Phylogenetic analyses were conducted on each of the five genes individually and the combined gene dataset (16S + dnaB + groEL + ilvD + trpB) using maximum-likelihood (ML), maximum-parsimony (MP), and Bayesian inference (BI) methods. To estimate congruence between datasets, we performed 100 replicates of the partition homogeneity test42 as implemented in PAUP*4.043. The results indicated that the sequence data for the five genes were congruent (P > 0.01). ML analyses were conducted in RAxML 7.2.8 using a heuristic search with the GTRCAT model and 1000 bootstrap replicates44, 45. MP analyses were conducted in TNT v1.1 under equal weights46. New technology searches consisting of 10,000 random addition sequence replicates, each employing default sectorial, ratchet, drift and tree-fusing parameters, were applied. The best trees were then resubmitted for tree bisection and reconnection (TBR) branch swapping to check for additional most parsimonious trees. Clade support was assessed with 1000 bootstrap replicates47. The Bayesian phylogenetic analysis was conducted in MrBayes 3.1.248. Appropriate evolution models were identified by evaluating the selected parameters using the Bayesian Information Criterion (BIC) in jModelTest 0.1.149, 50. In MrBayes, trees were sampled every 100 generations, and the first 25% of samples were discarded as burn-in. From the post-burn-in trees, a 50% majority-rule consensus tree was generated and posterior probabilities were calculated. The sequences of Buchnera species are represented by the names of their host species in the phylogenetic trees.
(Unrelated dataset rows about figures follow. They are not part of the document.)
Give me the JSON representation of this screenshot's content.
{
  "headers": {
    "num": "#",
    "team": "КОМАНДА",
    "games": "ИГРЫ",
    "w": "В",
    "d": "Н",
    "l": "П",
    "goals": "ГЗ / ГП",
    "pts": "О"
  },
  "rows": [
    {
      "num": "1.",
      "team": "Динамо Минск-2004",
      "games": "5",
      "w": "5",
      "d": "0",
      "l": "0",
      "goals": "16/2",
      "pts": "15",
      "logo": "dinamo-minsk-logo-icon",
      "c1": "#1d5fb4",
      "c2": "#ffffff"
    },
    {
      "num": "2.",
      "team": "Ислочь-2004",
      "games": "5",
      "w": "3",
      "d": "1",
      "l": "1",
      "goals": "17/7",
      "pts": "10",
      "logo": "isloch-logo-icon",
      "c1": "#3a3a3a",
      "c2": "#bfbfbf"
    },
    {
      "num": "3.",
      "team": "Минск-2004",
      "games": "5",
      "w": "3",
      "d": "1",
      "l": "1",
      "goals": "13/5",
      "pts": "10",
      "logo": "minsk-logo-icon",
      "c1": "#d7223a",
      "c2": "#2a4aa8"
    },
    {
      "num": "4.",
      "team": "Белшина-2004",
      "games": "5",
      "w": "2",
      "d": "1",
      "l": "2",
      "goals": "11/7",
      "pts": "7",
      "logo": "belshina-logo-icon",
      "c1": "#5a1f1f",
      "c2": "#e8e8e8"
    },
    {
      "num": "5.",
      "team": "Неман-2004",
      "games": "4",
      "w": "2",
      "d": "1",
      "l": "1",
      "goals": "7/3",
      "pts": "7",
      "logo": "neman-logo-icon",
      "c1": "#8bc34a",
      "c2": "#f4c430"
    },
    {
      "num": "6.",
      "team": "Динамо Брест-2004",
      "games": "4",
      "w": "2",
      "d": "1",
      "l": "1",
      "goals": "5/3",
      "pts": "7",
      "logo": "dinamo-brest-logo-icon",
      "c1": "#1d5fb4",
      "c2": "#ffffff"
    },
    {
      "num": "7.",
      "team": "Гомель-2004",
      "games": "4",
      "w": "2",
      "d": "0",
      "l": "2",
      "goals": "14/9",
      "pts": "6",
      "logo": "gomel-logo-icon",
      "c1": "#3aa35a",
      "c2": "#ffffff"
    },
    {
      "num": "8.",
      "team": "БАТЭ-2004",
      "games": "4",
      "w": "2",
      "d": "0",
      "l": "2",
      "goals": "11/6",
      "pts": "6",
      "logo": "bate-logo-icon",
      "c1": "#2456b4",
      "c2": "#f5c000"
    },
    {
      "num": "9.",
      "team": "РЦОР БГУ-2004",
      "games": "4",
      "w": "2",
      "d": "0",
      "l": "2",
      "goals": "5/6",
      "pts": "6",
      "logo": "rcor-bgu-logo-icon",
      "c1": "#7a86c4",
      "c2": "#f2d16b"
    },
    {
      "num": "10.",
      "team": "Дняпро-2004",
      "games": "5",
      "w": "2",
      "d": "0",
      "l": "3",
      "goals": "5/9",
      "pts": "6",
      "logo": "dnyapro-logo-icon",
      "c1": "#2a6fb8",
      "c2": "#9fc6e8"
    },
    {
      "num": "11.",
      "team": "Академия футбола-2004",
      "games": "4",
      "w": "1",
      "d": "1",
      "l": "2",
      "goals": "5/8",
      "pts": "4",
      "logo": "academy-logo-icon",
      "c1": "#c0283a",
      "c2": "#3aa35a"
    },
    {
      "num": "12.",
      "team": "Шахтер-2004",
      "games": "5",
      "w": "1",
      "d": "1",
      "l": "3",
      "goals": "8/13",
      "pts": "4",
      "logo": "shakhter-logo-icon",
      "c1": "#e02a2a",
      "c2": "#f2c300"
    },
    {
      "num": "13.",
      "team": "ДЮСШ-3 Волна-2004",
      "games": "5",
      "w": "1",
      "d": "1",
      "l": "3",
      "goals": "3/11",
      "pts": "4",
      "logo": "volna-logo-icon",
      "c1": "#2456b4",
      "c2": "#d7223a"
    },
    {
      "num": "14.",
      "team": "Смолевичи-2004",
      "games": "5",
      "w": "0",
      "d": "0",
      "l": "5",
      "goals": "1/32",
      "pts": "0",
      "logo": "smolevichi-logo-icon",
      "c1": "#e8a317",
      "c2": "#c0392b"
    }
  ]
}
Sequences of Buchnera in Lachninae from other studies downloaded from GenBank were selected as reference sequences, and Ishikawaella capsulata, Salmonella enterica, Escherichia coli, and Serratia symbiotica were chosen as outgroups (Table S2)51.

Parasite-host cophylogeny analyses

Cophylogenetic analysis methods can be classified into event-based methods and distance-based methods52. The aim of event-based methods are to reconcile the topologies of the host and symbiont trees by adequately mixing general kinds of coevolutionary events, such as cospeciation, host-switching, duplication, etc., and finding the best reconstructions by minimizing the global cost53. Distance-based methods use distance matrices rather than tree topologies to test the null hypothesis that the diversification of hosts and parasites is independent. The null hypothesis is tested by permuting a host–parasite association matrix. Each individual host–parasite association can also be tested. Two event-base methods (Jane 4.0 and TreeMap v1.0)54, 55 and a distance-based method (ParaFit)56 implemented in CopyCat57 were used in this study. Phylogenetic relationships among the aphid species in Lachninae used in this study came from the study of Chen et al.34.

In Jane, the following event-cost scheme was used with 100 generations and a population size of 50: Cospeciation = 0, Duplication = 1, Duplication and Host switching = 2, Loss = 1, Failure to diverge = 1. Randomizations of the tips of the trees and the parasite tree topology were run in a configuring statistical test with a sample size of 1000. In TreeMap, exact and heuristic searches were used to find the best reconstructions that attempt to maximize the number of cospeciation events and minimize the number of non-cospeciation events. One thousand random replicates were run on each reconstruction to test whether the two observed phylogenies contain more cospeciation events than randomly expected by chance. ParaFit used matrices of phylogenetic distances for both hosts and parasites. Three types of information are used to describe the situation in matrix form: a matrix of phylogenetic distances among parasites, a matrix of phylogenetic distances among hosts, and a matrix of the observed host-parasite associations. All the combined data of parasitoids and hosts were used to statistically assess the global fit between trees and the significance of the contribution of each individual link between taxa to this global congruence. Tests of significance were performed using 999 permutations.